This answer (to a different tiling problem) gave me the idea to use more than 2 colors to color the 7x9 rectangle (I have already tried the chessboard coloring without any success).
I devised a coloring scheme with which every 2x2 square always covers the same number of fields for each color, independently of its position. This can be achieved using 3 colors (say, a, b and c):
ababababa
bcbcbcbcb
ababababa
bcbcbcbcb
ababababa
bcbcbcbcb
ababababa
The number of fields per color: $a = 20, b = 31, c = 12$.
Every 2x2 square covers 1 a-, 2 b- and 1 c-fields. Let $S$ denote the total number of 2x2 squares.

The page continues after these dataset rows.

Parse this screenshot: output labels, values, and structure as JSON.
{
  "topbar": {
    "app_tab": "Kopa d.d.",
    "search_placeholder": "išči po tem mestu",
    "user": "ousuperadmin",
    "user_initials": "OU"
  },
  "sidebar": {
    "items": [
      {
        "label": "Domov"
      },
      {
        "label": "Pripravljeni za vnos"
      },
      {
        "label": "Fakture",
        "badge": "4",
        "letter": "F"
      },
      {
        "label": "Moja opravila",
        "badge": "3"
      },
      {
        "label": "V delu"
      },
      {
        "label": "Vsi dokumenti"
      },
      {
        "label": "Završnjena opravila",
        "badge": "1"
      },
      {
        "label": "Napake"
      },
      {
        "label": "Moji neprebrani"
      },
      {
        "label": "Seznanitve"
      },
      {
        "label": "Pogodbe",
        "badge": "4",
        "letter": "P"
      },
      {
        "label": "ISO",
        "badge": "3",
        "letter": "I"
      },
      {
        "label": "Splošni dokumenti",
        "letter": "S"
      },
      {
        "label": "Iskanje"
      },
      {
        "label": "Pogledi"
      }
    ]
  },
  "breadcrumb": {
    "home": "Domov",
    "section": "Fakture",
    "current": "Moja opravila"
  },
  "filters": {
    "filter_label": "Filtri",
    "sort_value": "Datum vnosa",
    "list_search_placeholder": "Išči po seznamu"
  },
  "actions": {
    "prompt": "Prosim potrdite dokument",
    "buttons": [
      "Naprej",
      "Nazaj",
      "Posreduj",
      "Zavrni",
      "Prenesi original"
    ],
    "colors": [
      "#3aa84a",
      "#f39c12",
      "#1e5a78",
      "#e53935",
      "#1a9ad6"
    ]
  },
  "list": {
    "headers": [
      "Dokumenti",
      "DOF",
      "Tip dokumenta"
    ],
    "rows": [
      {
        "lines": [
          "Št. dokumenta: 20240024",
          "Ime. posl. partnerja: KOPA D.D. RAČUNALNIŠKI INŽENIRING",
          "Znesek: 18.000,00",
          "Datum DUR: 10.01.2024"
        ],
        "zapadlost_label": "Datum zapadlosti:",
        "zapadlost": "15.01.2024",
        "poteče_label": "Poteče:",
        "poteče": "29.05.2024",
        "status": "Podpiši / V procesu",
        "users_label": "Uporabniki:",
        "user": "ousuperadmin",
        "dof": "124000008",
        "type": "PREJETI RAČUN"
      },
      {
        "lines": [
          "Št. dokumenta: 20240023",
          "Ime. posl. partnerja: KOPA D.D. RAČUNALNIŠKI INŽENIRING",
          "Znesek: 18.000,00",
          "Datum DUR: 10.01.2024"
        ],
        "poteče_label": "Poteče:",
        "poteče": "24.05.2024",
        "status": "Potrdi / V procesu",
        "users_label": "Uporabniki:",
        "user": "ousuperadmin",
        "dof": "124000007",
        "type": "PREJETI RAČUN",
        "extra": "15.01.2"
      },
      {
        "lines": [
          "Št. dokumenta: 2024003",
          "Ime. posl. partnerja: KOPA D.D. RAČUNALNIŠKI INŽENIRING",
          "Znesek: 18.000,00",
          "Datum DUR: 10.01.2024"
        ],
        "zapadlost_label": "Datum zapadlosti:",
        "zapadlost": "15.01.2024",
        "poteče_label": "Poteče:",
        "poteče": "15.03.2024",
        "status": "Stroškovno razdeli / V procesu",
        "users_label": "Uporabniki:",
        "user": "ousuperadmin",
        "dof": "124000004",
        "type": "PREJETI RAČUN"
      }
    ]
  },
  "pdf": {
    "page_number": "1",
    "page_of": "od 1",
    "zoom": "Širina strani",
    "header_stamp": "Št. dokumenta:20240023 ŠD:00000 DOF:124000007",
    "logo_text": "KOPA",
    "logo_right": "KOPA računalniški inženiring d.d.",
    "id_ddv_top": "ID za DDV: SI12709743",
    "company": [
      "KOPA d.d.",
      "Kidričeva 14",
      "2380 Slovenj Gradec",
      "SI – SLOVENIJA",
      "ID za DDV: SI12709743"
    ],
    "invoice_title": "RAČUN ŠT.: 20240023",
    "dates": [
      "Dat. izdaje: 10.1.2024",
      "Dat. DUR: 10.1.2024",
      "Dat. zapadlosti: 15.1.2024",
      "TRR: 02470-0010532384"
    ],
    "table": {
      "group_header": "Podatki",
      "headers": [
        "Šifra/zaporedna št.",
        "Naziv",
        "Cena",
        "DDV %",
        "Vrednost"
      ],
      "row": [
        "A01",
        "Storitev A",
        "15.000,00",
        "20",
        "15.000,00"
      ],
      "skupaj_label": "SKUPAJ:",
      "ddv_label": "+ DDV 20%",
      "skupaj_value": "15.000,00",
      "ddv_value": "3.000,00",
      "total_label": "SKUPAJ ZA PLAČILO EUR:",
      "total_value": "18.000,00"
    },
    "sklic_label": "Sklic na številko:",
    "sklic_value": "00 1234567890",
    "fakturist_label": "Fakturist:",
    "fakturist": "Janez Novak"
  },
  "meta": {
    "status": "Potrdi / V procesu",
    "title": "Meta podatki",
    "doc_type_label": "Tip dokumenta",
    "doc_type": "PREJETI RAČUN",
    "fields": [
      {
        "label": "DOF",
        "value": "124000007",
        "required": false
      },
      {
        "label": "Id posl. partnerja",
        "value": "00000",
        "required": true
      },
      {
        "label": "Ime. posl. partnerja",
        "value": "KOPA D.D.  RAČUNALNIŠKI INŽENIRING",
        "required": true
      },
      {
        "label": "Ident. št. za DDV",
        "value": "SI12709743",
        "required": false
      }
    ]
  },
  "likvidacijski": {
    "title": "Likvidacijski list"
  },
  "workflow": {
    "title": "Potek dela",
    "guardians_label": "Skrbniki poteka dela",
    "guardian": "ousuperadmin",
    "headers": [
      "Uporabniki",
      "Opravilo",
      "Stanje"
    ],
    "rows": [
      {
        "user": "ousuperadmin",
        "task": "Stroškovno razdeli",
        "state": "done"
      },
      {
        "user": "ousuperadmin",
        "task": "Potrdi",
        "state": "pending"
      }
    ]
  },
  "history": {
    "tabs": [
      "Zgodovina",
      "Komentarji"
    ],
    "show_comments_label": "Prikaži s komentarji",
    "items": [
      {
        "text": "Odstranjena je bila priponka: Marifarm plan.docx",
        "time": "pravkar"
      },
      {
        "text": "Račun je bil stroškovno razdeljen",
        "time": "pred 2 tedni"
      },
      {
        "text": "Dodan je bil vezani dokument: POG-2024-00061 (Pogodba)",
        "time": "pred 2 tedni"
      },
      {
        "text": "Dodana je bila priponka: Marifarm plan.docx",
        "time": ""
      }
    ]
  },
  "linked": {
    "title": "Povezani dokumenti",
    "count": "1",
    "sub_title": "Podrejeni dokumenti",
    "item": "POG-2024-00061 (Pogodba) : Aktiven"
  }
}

There are 3 groups of L-shaped trominos:
- Group-1 trominos cover 1
a-, 1 b- and 1 c-fields.
- Group-2 trominos cover 1
a-, 2 b- and 0 c-fields.
- Group-3 trominos cover 0
a-, 2 b- and 1 c-fields.
Let $L$, $L_1$, $L_2$ and $L_3$ denote the total number of L-trominos, and the number of trominos in each group, respectively. The following equations hold:
\begin{align}
L_1 + L_2 & = a - S \\
L_1 + 2L_2 + 2L_3 & = b - 2S \\
L_1 + L_3 & = c - S
\end{align}
(Note: The summation of these equations gives
\begin{align}
3(L_1 + L_2 + L_3) & = a + b + c - 4S \\
3L + 4S & = a + b + c \\
3L + 4S & = 63 \; (= 7 \cdot 9)
\end{align}
as expected.)
The solution for the above system of equations:
\begin{align}
L_1 & = \frac{2a - b + 2c - 2S}{3} = 11 - \frac{2S}{3} \\
L_2 & = \frac{a + b - 2c - S}{3} = 9 - \frac{S}{3} \\
L_3 & = \frac{-2a + b + c - S}{3} = 1 - \frac{S}{3}
\end{align}
It's already mentioned in the question that the only possible values for $S$ are 0, 3, 6, 9, 12 and 15. Substituting these values into the expressions for $L_1$, $L_2$ and $L_3$ shows that while both $L_1$ and $L_2$ are positive for all $S$ values, $L_3$ becomes negative for $S > 3$, which means that our tiling problem cannot be solved using more than 3 2x2 squares.